Thursday, July 9, 2009

dramatic

dramatic--having the inherent suggestion and quality of story; implicit content of elements that produce conflict, interaction, goal search, revelation and reversal; a narrative that contains one or more characters in pursuit of an agenda or embarking on an internal or geographical journey; a quest which will involve reversal, frustration, and competitive exterior forces.

A successful dramatic narrative reflects the goals and intent of characters set against the counterpoint of the writer's personal goals at the time of writing. Thus stories may reflect an attitude of cynicism, pragmatism, sadness, bitterness, expansive optimism, and transcendental anticipation. Differing readerships will be particularly drawn to one of these qualities or perhaps even a combination of them. You might liken the physics concept of water, seeking to find its original level, to the literary concept of story: readers seek to find their target level. One thing all stories have in common is a voice or governing personality. It properly should be the goal of the writer to seek its own level, which becomes the pressures informing the voice, timbre, and intensity of its persona.

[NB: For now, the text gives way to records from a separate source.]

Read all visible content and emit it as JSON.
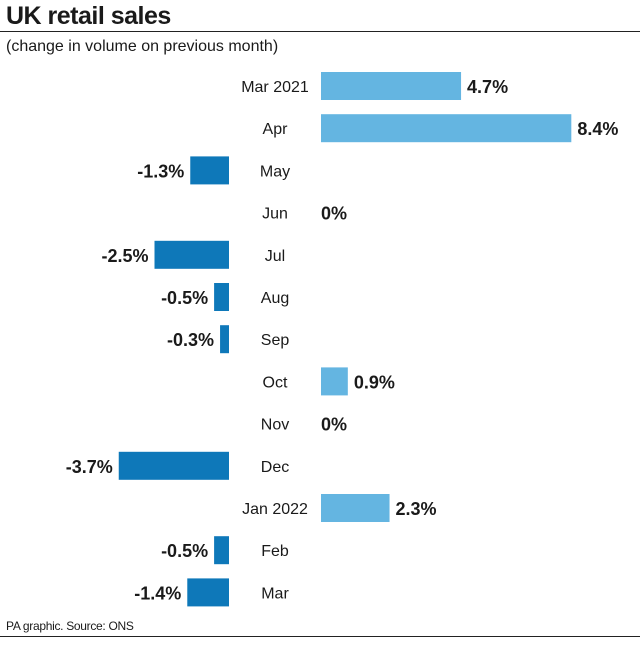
{
  "chart_data": {
    "type": "bar",
    "orientation": "horizontal",
    "title": "UK retail sales",
    "subtitle": "(change in volume on previous month)",
    "categories": [
      "Mar 2021",
      "Apr",
      "May",
      "Jun",
      "Jul",
      "Aug",
      "Sep",
      "Oct",
      "Nov",
      "Dec",
      "Jan 2022",
      "Feb",
      "Mar"
    ],
    "values": [
      4.7,
      8.4,
      -1.3,
      0,
      -2.5,
      -0.5,
      -0.3,
      0.9,
      0,
      -3.7,
      2.3,
      -0.5,
      -1.4
    ],
    "value_labels": [
      "4.7%",
      "8.4%",
      "-1.3%",
      "0%",
      "-2.5%",
      "-0.5%",
      "-0.3%",
      "0.9%",
      "0%",
      "-3.7%",
      "2.3%",
      "-0.5%",
      "-1.4%"
    ],
    "xlabel": "",
    "ylabel": "",
    "grid": false,
    "legend": "none",
    "colors": {
      "positive": "#64b5e1",
      "negative": "#0e78b9",
      "text": "#1a1a1a"
    }
  },
  "footer": {
    "source": "PA graphic. Source: ONS"
  }
}
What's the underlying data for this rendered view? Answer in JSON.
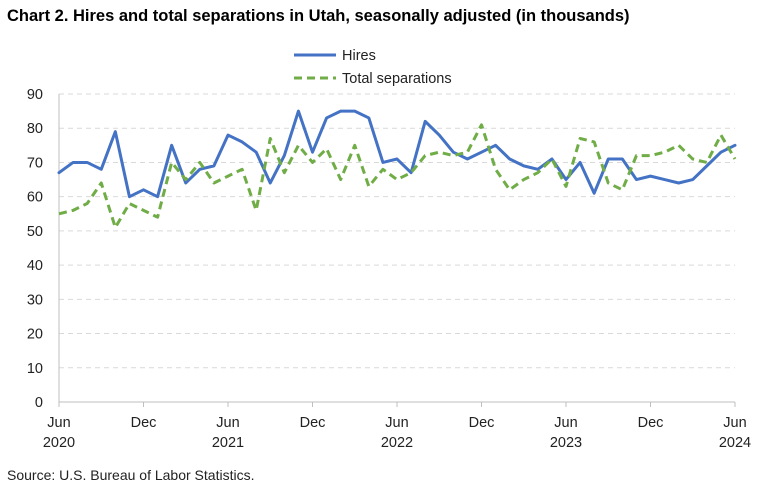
{
  "title": "Chart 2. Hires and total separations in Utah, seasonally adjusted (in thousands)",
  "source": "Source: U.S. Bureau of Labor Statistics.",
  "chart_data": {
    "type": "line",
    "title": "Chart 2. Hires and total separations in Utah, seasonally adjusted (in thousands)",
    "x": [
      "2020-06",
      "2020-07",
      "2020-08",
      "2020-09",
      "2020-10",
      "2020-11",
      "2020-12",
      "2021-01",
      "2021-02",
      "2021-03",
      "2021-04",
      "2021-05",
      "2021-06",
      "2021-07",
      "2021-08",
      "2021-09",
      "2021-10",
      "2021-11",
      "2021-12",
      "2022-01",
      "2022-02",
      "2022-03",
      "2022-04",
      "2022-05",
      "2022-06",
      "2022-07",
      "2022-08",
      "2022-09",
      "2022-10",
      "2022-11",
      "2022-12",
      "2023-01",
      "2023-02",
      "2023-03",
      "2023-04",
      "2023-05",
      "2023-06",
      "2023-07",
      "2023-08",
      "2023-09",
      "2023-10",
      "2023-11",
      "2023-12",
      "2024-01",
      "2024-02",
      "2024-03",
      "2024-04",
      "2024-05",
      "2024-06"
    ],
    "series": [
      {
        "name": "Hires",
        "color": "#4472C4",
        "dash": "solid",
        "values": [
          67,
          70,
          70,
          68,
          79,
          60,
          62,
          60,
          75,
          64,
          68,
          69,
          78,
          76,
          73,
          64,
          72,
          85,
          73,
          83,
          85,
          85,
          83,
          70,
          71,
          67,
          82,
          78,
          73,
          71,
          73,
          75,
          71,
          69,
          68,
          71,
          65,
          70,
          61,
          71,
          71,
          65,
          66,
          65,
          64,
          65,
          69,
          73,
          75
        ]
      },
      {
        "name": "Total separations",
        "color": "#70AD47",
        "dash": "dashed",
        "values": [
          55,
          56,
          58,
          64,
          51,
          58,
          56,
          54,
          70,
          65,
          70,
          64,
          66,
          68,
          56,
          77,
          67,
          75,
          70,
          74,
          65,
          75,
          63,
          68,
          65,
          67,
          72,
          73,
          72,
          73,
          81,
          68,
          62,
          65,
          67,
          71,
          63,
          77,
          76,
          64,
          62,
          72,
          72,
          73,
          75,
          71,
          70,
          78,
          71
        ]
      }
    ],
    "x_tick_labels": [
      {
        "month": "Jun",
        "year": "2020"
      },
      {
        "month": "Dec",
        "year": ""
      },
      {
        "month": "Jun",
        "year": "2021"
      },
      {
        "month": "Dec",
        "year": ""
      },
      {
        "month": "Jun",
        "year": "2022"
      },
      {
        "month": "Dec",
        "year": ""
      },
      {
        "month": "Jun",
        "year": "2023"
      },
      {
        "month": "Dec",
        "year": ""
      },
      {
        "month": "Jun",
        "year": "2024"
      }
    ],
    "y_ticks": [
      0,
      10,
      20,
      30,
      40,
      50,
      60,
      70,
      80,
      90
    ],
    "ylim": [
      0,
      90
    ],
    "xlabel": "",
    "ylabel": "",
    "grid": "horizontal dashed",
    "legend": "top-center"
  }
}
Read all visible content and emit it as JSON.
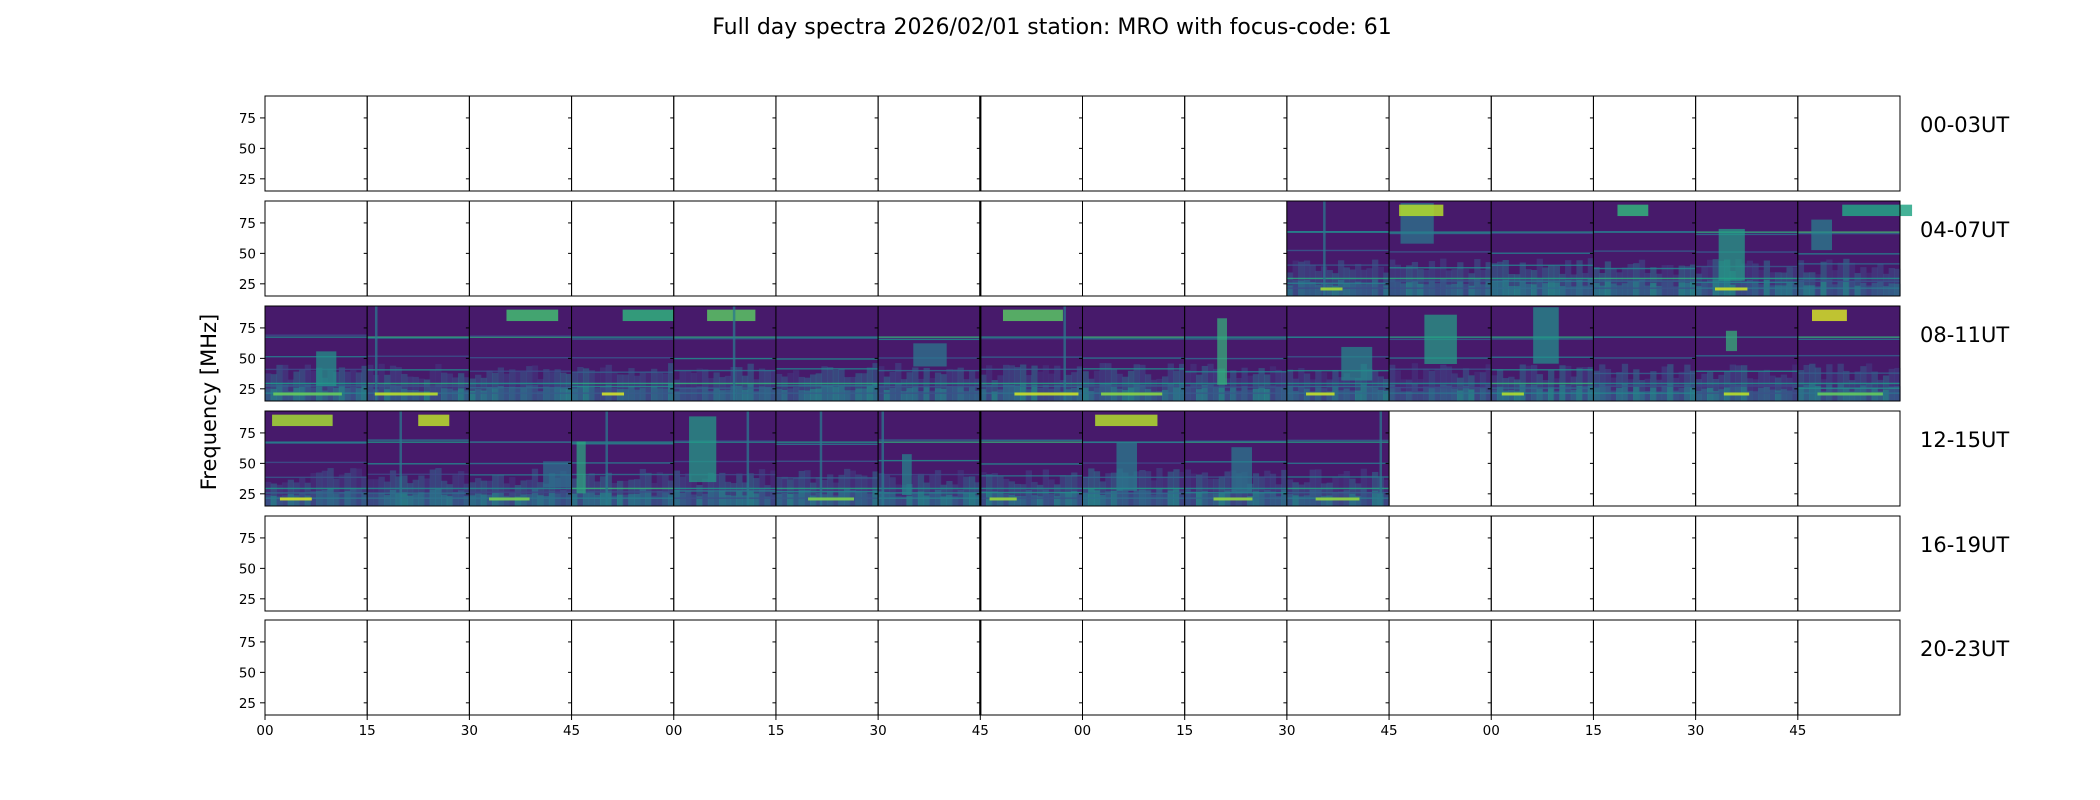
{
  "chart_data": {
    "type": "heatmap",
    "title": "Full day spectra 2026/02/01 station: MRO with focus-code: 61",
    "ylabel": "Frequency [MHz]",
    "xlabel": "",
    "ylim": [
      15,
      93
    ],
    "y_ticks": [
      25,
      50,
      75
    ],
    "x_tick_labels": [
      "00",
      "15",
      "30",
      "45",
      "00",
      "15",
      "30",
      "45",
      "00",
      "15",
      "30",
      "45",
      "00",
      "15",
      "30",
      "45"
    ],
    "rows": [
      {
        "label": "00-03UT",
        "first_filled": 0,
        "last_filled": -1
      },
      {
        "label": "04-07UT",
        "first_filled": 10,
        "last_filled": 15
      },
      {
        "label": "08-11UT",
        "first_filled": 0,
        "last_filled": 15
      },
      {
        "label": "12-15UT",
        "first_filled": 0,
        "last_filled": 10
      },
      {
        "label": "16-19UT",
        "first_filled": 0,
        "last_filled": -1
      },
      {
        "label": "20-23UT",
        "first_filled": 0,
        "last_filled": -1
      }
    ],
    "panels_per_row": 16,
    "colormap": "viridis",
    "colors": {
      "background": "#440154",
      "mid": "#21918c",
      "high": "#fde725"
    }
  }
}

On a basic level, to say of a work that it is dramatic is to say of it that it is act-able, performable, readable. On a more nuanced level, to say of a work that it is dramatic implies that the work has skillfully designed ventures of men and women engaged in dealings with the enormous varieties present in life. If these dealings appear piled on or contrived, the landscape in which they appear may be spoken of as melodramatic, exaggerated, even operatic. Thus does balance come into the equation of which dramatic is an integral part.